Let me sum up the font situation: Freefarsi: all four variants present, non-spacing marks rendered correctly. BUT: one character (هٔ) not suited for persian or arabic Nazli: all four font variants present (thanks Reza!) and working. non-spacing marks are not rendered correctly. Reza tried to fix the font, but that resulted in crashes of the rendering engine. Error message below: ValueError: redefining named object: 'toUnicodeCMap:AAAAAA+Nazli' Rendering with the Nazli font works if I only use the regular variant. Therefore my suspicion is that there was a mistake when constructing the bold (possibly als for italic/bold-italic) variant of the font. Maybe the internal font name was accidentally changed from something like NazliBold to Nazli - therefore colliding with the regular Nazli font. @Reza: could you double check that and if possible fix it. In that case I could use your Nazli font variants with fixed non-spacing mark positioning.

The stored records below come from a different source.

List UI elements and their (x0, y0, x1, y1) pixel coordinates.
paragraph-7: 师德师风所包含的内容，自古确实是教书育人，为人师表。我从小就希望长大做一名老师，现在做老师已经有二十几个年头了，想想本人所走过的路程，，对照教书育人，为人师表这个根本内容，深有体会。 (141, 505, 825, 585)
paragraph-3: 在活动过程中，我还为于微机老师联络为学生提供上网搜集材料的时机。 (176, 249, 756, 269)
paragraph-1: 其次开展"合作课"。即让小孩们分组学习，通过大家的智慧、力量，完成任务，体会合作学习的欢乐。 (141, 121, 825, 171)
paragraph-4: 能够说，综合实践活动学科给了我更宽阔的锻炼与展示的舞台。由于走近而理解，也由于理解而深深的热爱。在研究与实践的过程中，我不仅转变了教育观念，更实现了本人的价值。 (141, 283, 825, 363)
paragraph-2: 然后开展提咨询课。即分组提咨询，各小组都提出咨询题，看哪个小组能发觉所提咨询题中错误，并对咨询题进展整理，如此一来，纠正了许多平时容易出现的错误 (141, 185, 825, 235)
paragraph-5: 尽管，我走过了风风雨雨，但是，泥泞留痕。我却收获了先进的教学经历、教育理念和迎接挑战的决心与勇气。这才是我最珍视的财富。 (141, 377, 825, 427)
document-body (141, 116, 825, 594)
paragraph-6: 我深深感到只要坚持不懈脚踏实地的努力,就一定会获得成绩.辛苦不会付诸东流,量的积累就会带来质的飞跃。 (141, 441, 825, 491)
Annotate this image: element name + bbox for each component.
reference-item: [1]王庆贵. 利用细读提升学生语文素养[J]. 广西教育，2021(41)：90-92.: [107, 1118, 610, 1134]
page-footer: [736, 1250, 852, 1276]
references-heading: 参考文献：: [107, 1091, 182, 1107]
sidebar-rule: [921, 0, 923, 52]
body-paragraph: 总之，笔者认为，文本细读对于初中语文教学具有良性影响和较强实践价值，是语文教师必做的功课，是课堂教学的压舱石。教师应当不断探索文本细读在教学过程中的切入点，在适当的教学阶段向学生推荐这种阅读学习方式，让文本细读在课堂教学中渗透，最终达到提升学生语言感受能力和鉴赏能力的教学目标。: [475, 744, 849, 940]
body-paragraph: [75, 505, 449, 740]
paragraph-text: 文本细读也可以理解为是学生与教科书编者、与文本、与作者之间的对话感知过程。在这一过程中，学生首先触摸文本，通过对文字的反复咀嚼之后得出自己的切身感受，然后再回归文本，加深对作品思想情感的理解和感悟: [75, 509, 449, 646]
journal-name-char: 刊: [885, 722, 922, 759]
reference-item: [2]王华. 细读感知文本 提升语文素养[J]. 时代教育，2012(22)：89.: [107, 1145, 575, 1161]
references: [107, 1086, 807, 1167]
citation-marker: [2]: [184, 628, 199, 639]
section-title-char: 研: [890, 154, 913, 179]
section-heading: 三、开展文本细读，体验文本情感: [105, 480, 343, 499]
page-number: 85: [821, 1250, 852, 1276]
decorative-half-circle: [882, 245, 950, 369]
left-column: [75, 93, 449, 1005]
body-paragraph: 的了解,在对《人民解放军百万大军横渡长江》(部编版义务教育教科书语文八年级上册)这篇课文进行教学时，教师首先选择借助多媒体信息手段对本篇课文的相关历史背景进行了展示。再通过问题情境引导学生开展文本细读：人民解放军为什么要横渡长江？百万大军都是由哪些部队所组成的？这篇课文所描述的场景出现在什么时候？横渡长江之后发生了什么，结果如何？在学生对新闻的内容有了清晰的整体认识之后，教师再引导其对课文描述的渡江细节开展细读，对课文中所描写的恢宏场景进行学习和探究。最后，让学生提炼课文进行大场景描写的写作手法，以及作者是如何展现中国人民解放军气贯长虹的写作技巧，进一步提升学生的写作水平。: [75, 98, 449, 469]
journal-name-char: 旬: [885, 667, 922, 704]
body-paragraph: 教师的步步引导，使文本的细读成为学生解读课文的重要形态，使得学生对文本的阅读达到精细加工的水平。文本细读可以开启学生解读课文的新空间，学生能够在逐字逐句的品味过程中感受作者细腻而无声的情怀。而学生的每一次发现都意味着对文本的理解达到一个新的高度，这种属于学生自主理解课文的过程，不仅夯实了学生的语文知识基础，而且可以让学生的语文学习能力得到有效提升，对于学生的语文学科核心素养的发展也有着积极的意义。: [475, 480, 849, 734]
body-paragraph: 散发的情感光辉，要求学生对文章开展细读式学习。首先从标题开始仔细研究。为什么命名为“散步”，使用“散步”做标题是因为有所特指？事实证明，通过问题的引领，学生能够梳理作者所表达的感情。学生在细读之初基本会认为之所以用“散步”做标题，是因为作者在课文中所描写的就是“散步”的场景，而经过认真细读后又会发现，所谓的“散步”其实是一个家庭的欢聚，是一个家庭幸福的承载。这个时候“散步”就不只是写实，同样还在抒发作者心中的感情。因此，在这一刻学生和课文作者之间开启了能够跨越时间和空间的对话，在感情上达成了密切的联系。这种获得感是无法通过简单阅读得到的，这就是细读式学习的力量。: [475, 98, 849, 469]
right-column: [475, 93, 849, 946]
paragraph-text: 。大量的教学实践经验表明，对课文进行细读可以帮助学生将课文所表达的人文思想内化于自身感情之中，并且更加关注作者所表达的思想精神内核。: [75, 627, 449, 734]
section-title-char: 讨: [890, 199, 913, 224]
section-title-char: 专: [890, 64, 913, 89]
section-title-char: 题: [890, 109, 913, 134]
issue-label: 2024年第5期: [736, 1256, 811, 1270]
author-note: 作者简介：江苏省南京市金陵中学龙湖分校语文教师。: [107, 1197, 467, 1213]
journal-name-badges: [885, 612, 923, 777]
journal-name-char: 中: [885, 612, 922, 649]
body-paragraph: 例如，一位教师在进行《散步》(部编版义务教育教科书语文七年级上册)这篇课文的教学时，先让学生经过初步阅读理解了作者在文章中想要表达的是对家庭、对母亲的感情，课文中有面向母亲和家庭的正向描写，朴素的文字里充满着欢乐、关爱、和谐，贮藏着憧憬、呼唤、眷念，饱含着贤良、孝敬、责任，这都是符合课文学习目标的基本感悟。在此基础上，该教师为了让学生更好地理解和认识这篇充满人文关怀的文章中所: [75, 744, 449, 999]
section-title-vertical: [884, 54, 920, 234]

I added the internationalization keyword (i18n). Can people still reproduce this problem? Is it still affecting people? I'm checking since we've deployed MediaWiki 1.18 to all Wikimedia Foundation wikis and that has some fixes that might have solved this problem.
Thanks Volker Haas, he solved them in PDF export engine.